In under one year I have given up my apartment and, for the first time in my life, I am not currently working. I’m in discomfort and I don’t have functional use of my arm to perform many daily living tasks or physical yoga which has been the sanity in maintaining my mind/body relationship and the feelings I have toward my body. I’m mourning the loss of my life as I once knew it. I’m having the same daily conversations with my father who has dementia and I am mourning who he was to and for me. I worry about my mother’s health and my brother Thomas’ illness. I cannot be with them right now and this is a struggle. I’m not sleeping. I’m in perimenopause. I’m upside down. But now that I can at least cook, sparingly, I know that there is always a meal to make and a way to connect and show love - even when I feel confused and as though I’ve lost the shape of my life.
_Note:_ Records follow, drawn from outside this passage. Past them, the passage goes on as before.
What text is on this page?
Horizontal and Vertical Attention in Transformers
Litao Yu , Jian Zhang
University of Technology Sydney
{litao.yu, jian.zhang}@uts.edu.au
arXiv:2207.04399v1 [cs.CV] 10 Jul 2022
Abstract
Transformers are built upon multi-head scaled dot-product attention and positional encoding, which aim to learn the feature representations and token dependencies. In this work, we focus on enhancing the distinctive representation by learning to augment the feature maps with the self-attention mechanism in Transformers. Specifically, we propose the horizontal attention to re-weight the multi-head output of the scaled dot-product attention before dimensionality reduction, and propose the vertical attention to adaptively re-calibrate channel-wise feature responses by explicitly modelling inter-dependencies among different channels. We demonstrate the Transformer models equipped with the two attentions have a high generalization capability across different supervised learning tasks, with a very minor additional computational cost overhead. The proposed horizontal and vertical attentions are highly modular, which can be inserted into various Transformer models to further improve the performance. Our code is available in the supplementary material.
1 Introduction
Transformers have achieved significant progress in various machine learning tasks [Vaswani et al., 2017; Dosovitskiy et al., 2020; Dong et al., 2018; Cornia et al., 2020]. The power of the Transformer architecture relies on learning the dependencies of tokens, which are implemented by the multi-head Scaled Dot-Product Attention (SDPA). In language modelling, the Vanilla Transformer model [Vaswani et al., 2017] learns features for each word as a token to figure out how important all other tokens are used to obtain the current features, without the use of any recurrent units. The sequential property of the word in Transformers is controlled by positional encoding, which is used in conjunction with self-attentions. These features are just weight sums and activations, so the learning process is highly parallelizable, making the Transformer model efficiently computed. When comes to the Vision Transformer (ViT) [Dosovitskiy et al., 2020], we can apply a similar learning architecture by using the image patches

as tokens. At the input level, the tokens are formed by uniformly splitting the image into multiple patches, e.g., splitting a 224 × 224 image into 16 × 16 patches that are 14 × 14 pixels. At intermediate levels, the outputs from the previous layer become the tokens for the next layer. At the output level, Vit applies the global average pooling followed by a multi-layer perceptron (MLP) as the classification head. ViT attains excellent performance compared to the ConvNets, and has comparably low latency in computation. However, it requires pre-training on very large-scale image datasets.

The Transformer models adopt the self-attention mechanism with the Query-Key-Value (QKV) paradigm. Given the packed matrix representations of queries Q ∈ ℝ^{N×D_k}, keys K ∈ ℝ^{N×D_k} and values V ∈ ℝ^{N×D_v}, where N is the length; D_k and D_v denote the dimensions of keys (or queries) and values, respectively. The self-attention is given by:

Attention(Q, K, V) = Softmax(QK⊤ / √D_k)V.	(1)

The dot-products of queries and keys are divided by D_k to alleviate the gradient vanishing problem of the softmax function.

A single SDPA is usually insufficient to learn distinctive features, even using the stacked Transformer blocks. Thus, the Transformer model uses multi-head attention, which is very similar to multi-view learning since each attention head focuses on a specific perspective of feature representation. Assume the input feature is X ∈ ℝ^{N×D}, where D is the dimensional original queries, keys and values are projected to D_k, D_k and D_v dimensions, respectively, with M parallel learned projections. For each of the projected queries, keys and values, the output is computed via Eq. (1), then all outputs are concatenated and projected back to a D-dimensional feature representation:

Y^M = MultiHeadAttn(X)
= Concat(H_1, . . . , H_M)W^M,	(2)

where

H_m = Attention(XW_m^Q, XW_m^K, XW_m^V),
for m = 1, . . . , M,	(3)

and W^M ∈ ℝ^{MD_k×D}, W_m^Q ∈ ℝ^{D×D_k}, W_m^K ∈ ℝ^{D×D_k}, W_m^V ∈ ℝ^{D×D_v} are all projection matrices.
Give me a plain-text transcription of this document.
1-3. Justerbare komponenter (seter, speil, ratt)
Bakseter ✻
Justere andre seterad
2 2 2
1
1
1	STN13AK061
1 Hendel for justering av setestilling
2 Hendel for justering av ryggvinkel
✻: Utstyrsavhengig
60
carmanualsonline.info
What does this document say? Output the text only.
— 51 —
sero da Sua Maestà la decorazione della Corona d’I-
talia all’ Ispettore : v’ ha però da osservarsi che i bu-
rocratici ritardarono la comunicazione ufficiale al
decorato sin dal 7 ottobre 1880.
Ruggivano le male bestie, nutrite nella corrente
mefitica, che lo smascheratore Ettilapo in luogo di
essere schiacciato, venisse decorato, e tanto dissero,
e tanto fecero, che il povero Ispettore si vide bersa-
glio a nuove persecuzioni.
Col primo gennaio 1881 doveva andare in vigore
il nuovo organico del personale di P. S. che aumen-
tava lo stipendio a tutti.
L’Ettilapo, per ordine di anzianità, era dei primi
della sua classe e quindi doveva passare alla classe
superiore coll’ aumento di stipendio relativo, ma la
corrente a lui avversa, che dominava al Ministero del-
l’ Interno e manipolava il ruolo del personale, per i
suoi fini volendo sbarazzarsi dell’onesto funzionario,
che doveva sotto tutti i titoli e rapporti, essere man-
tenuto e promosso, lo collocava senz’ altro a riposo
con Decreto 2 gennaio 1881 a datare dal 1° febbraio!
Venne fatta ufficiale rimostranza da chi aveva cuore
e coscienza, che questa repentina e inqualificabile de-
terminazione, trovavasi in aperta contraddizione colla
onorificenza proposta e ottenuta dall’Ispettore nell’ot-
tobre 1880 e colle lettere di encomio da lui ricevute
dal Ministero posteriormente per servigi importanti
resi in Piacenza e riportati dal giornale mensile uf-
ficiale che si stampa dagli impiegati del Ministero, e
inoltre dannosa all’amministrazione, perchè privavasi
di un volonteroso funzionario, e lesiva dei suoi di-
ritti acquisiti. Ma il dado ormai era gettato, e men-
So, will you bake an Irish Soda Bread in April? Or a stew in the sunset of a chilly Spring? What can you do for yourself right now that says I love you? Can you reshape something inside of you? I couldn’t have gotten here without my aunt, a bag of flour, butter and a library card. My hope is that this helps you take a step, any step, towards participating in your life again. I do believe that all great love stories start in the kitchen.
And while this may read sad, I’m actually doing ok. Today the sunlight kissed my face and I walked under blue skies, greeted by local crossing guards who were happy to see me out of my sling. I talked to my friend on the phone, and we chatted about meeting in Oaxaca. I actually wrote this. I got puppy kisses when I returned home. My aunt asked about my day. For better or worse, we will always move forward. Things always have to move and change.